Unter Prokrastination versteht man zwanghaftes aufschieben und nicht-erledigen notwendiger Dinge. Jeder von uns prokrastiniert einmal, wenn es um den Zahnarztbesuch oder die Steuererklärung geht. Das ist ganz normal. Für manche Menschen bringt das ewige Verschieben allerdings erhebliche Probleme mit sich, z.B. wenn sie jahrelang nicht zum Zahnarzt gehen, viel zu spät für eine Prüfung lernen oder die Zeilen ihres geplanten Buches nicht rechtzeitig zu Papier bringen - so wie bei mir.

Die sofortige Belohnung lockt

Ich gebe es zu, auch ich bin einer von jenen Menschen, die sich viel leichter von kurzfristigen Verlockungen ablenken lassen, als immer zielstrebig am Ball zu bleiben. Beim Schreiben meines Buches hatte ich gegen unzählige solcher Ablenkungen zu kämpfen, die mir stets verlockender erschienen, als weiter zu arbeiten: nur "kurz" etwas im Internet ansehen oder an meiner Webseite machen - was im Gegensatz zum Buchschreiben ein direktes Erfolgserlebnis bringt.

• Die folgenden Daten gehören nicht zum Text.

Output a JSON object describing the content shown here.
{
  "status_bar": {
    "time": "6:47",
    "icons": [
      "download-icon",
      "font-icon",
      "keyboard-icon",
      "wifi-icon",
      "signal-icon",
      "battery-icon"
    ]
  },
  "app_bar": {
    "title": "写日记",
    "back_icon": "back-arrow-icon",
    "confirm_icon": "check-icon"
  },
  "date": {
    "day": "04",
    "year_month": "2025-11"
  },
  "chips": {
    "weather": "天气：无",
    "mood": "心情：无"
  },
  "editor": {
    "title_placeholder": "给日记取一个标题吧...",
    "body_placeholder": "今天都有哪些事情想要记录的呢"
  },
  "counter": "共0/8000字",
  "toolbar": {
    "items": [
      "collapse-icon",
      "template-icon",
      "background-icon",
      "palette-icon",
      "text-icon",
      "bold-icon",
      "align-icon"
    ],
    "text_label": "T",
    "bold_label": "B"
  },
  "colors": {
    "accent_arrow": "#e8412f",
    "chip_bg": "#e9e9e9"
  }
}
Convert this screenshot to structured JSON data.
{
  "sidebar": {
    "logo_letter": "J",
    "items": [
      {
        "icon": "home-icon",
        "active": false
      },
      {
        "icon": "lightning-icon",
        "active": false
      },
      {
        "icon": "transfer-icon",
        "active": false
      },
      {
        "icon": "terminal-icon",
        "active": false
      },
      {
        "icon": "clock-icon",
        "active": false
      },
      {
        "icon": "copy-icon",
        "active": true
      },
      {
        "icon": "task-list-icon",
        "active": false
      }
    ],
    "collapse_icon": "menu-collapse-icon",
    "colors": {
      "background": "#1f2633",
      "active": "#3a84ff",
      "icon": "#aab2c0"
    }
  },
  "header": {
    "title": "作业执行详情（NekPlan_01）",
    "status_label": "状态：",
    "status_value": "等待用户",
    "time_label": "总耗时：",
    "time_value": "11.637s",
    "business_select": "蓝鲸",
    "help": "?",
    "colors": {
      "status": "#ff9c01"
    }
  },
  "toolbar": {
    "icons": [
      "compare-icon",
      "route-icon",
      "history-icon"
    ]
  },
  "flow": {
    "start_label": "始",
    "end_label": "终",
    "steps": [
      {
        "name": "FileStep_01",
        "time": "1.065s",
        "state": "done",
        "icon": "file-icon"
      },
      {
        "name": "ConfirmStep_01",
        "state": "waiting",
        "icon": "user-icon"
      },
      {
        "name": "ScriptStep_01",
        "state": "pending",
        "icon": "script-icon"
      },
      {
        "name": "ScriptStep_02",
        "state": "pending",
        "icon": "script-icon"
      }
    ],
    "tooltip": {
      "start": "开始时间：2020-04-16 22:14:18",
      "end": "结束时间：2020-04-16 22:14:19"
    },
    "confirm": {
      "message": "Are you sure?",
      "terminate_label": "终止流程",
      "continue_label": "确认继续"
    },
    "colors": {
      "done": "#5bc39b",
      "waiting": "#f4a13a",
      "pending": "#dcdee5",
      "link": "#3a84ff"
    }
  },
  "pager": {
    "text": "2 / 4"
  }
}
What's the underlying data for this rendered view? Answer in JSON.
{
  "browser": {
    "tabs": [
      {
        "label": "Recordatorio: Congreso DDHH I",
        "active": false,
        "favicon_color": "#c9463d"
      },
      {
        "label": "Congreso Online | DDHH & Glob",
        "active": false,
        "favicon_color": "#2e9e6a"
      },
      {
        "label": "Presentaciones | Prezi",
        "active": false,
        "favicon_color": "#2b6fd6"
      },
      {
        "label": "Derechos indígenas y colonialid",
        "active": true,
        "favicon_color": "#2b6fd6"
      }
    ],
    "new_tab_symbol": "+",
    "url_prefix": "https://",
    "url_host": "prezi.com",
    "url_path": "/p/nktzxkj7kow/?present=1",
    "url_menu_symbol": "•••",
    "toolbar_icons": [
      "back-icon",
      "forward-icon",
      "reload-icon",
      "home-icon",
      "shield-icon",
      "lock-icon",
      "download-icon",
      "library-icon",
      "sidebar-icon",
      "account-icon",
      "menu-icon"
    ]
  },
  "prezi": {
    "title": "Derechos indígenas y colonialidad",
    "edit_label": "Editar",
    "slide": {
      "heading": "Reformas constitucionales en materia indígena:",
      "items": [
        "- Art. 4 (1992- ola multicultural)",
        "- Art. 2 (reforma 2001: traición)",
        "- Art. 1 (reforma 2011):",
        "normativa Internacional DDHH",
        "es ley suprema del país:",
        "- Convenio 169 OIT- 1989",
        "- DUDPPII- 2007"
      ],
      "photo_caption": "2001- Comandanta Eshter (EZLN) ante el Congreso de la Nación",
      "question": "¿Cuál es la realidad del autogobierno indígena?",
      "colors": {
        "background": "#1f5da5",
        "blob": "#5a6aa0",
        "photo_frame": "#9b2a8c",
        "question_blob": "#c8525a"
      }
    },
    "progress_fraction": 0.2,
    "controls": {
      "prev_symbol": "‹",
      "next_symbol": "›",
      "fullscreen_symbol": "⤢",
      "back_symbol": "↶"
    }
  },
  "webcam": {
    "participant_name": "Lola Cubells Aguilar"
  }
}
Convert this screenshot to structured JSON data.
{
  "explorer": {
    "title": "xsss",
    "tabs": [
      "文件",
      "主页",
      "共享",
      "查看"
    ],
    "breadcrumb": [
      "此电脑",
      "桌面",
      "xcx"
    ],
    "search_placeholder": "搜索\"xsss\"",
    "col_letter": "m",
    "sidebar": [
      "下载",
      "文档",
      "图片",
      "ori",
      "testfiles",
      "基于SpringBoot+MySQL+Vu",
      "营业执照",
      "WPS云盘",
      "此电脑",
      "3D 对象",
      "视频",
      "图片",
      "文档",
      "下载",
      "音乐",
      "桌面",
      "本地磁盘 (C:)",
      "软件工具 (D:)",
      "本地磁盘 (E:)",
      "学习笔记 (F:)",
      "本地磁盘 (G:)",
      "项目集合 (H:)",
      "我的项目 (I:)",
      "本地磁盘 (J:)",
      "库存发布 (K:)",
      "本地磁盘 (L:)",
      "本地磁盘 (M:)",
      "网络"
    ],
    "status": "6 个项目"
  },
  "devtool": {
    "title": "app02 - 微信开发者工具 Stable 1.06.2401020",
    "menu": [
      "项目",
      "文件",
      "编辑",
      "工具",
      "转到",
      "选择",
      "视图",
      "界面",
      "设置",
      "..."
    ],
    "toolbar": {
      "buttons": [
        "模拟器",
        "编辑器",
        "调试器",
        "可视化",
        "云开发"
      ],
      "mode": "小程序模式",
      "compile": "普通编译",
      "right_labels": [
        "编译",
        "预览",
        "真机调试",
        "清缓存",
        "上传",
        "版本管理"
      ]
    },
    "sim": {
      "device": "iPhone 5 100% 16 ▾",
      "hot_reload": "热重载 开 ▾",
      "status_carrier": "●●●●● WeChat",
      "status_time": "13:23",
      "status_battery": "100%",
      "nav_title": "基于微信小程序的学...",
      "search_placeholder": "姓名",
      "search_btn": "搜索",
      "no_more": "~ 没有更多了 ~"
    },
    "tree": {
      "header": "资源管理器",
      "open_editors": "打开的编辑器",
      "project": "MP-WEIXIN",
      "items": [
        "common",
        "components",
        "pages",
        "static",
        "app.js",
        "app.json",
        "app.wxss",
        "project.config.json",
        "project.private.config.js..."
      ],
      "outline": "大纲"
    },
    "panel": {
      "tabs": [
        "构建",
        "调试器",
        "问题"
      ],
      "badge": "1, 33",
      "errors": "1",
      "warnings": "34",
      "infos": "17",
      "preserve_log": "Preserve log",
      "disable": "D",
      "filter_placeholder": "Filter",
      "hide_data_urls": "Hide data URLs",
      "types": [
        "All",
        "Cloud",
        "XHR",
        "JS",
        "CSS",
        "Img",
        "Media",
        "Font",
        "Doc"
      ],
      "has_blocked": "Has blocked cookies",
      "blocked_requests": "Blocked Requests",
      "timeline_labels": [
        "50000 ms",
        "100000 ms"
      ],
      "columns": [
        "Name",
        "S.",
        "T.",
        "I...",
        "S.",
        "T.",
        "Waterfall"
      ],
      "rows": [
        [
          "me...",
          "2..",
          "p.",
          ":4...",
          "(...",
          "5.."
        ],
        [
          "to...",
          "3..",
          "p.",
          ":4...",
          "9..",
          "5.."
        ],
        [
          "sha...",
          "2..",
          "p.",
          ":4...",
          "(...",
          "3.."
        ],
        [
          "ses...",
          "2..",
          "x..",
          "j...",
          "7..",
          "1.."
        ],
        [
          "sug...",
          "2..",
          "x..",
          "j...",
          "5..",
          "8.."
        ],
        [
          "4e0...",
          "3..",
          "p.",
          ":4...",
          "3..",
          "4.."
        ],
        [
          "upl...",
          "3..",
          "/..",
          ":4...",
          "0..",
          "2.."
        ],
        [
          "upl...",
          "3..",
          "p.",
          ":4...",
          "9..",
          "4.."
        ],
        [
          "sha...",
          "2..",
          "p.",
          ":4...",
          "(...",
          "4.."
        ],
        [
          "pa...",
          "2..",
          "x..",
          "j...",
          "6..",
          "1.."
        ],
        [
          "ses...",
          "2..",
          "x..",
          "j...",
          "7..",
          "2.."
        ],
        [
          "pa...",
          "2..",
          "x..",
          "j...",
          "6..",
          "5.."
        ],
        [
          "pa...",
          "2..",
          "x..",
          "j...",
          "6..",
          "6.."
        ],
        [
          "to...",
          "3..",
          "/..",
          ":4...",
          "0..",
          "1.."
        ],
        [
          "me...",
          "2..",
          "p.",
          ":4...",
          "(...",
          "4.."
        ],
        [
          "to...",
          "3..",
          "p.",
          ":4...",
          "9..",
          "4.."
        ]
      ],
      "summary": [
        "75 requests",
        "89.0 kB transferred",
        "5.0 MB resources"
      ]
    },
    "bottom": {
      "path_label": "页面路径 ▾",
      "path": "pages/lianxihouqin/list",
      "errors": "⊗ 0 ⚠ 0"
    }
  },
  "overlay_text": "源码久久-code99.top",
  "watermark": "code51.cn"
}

Nur mal eben eine kleine Pause einlegen und derweil etwas anderes erledigen - was sich dann plötzliche mehrere Stunden hinzieht. Gleichzeitig machte sich bei mir aber auch öfters das Gegenteil dieses Charakterzuges bemerkbar - nämlich der Wunsch nach Perfektion. Danach, alles möglichst richtig, korrekt und genau zu machen. Manchmal habe ich stundenlang Studien durchforstet, nur um sicher zu gehen, dass ein bestimmter Satz oder eine bestimmte Aussage ihre Richtigkeit haben. Das zeigt, wie wir in unserem situationsbezogenem Verhalten auch stark von unserer eigentlichen Natur abweichen können und das man verschiedene Verhaltensweisen erlernen kann. Beide Extreme - das Aufschieben und die Perfektion - können auf ihre jeweils eigene Art sehr hinderlich beim vollenden einer Arbeit sein.

Doch aktuell möchte ich auf das Aufschieben eingehen. Geht es nur um Kleinigkeiten - das Geschirr abwaschen oder den Müll herunterbringen - so lässt es sich mit einem beherzten Aufraffen überwinden.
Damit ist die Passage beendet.